O ajuste fiscal e a fiscalização desajustada

“Como já aconteceu em outros momentos de desarranjo brutal nas contas públicas, as autoridades fazendárias tendem a aumentar e até mesmo criar obrigações tributárias novas por meio de atos infra-legais.”

Tendo como timoneiro o Ministro da Fazenda, Joaquim Levy, o Governo Federal tem proposto ao Congresso Nacional diversas medidas com o propósito de reduzir gastos e aumentar a arrecadação. O setor produtivo é, sem dúvida, quem mais sofrerá o impacto das mudanças.

É certo que alterações que dependiam exclusivamente do Poder Executivo já foram realizadas, como, por exemplo, a tributação pelo IPI nas distribuidoras pertencentes a indústrias de cosméticos, setor que, até então, não estava onerado ao máximo e que vinha apresentando significativos crescimentos anuais. O que se constata, porém, é que, embora empreendidas as medidas de elevação de tributos que poderiam ser feitas pelo Governo, o mesmo não se observou quanto ao corte de despesas. A ligeira redução no número de ministérios, de 39 para 38, além de tímida, não desmobilizou a estrutura dedicada às relações institucionais, que agora se vincula à Vice-Presidência da República.

No Congresso, em meio a disputas político-partidárias difusas, o ajuste encontra maiores dificuldades. Algumas propostas do Palácio do Planalto têm saído do parlamento com avarias que reduziram a austeridade pretendida. Foi o caso do prazo para fruição do seguro-desemprego, que originalmente aumentaria de 6 messes para 18 e acabou em 12 meses. 

A expectativa parcialmente frustrada do Ministério da Fazenda criou um ambiente fecundo para arbitrariedades fiscais. Como já aconteceu em outros momentos de desarranjo brutal nas contas públicas, as autoridades fazendárias tendem a aumentar e até mesmo criar obrigações tributárias novas por meio de atos infra-legais. Embora inconstitucionais, porque deveriam decorrer de lei propriamente dita, isto é, aprovada pelo Poder Legislativo, tais artifícios arrocham a tributação e, na prática, atingem o empresariado piorando os resultados macroeconômicos. Deplorável exemplo desse expediente aconteceu no último dia 26 de maio, quando a Receita Federal expediu atos interpretativos e portarias com feições que extrapolam a competência do órgão, que não pode legislar. 

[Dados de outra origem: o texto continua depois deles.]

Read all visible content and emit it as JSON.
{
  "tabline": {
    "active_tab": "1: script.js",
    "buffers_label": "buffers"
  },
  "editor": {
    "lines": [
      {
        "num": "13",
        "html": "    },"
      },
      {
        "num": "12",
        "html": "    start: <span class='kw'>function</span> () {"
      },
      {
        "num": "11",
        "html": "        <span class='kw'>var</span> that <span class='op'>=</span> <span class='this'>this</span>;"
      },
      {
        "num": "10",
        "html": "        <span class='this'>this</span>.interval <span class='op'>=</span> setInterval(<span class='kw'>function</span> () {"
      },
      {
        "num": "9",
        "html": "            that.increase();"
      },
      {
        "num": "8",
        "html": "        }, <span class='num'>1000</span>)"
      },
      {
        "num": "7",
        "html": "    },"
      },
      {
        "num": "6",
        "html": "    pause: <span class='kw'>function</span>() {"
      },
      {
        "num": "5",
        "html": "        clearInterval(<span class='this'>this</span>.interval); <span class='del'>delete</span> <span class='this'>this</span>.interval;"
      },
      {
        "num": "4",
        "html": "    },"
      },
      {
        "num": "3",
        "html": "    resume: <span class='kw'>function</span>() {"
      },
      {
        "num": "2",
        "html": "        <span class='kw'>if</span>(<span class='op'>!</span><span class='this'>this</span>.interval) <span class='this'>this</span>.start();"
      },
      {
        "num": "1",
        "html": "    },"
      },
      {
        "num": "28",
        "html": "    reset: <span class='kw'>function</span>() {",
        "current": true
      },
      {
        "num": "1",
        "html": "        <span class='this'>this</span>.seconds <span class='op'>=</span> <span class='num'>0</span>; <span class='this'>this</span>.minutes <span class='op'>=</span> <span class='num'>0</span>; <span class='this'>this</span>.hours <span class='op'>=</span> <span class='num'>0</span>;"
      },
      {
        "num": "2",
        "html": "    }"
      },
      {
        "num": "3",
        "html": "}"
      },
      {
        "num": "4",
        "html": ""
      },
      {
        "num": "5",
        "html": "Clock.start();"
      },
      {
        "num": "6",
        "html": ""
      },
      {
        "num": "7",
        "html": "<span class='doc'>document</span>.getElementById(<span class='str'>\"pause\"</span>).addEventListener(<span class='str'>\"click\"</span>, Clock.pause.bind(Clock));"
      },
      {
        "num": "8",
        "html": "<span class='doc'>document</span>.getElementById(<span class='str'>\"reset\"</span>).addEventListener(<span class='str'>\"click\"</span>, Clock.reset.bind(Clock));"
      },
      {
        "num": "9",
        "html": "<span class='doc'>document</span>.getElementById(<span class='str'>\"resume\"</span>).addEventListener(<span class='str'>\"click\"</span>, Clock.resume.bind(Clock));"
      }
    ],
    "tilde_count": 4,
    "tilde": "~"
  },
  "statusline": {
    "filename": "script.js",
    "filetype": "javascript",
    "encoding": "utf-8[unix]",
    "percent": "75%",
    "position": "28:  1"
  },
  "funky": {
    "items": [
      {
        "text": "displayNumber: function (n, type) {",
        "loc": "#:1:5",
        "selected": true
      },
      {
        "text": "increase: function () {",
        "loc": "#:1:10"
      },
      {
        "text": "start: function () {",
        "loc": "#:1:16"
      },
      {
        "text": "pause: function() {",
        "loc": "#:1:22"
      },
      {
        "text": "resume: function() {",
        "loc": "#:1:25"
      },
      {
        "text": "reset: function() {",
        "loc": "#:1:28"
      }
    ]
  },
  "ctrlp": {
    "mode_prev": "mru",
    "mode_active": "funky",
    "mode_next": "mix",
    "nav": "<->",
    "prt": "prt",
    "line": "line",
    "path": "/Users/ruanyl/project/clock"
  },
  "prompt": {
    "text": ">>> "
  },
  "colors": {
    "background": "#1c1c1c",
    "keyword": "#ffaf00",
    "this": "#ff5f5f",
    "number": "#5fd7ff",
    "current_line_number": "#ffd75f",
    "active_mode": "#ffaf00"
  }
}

O cenário sombrio requer das empresas cautela e estudos criteriosos para além da contabilidade tributária. Cada medida que modifique a tributação deve ser iluminada com uma profunda análise jurídica, para verificação de suas legalidade e constitucionalidade, identificando os meios de combate das arbitrariedades. Afinal, como já observou Umberto Eco, “Para ser tolerante, é preciso fixar os limites do intolerável.”, e os limites, para tributação, estão traçados na Constituição e nas leis complementares.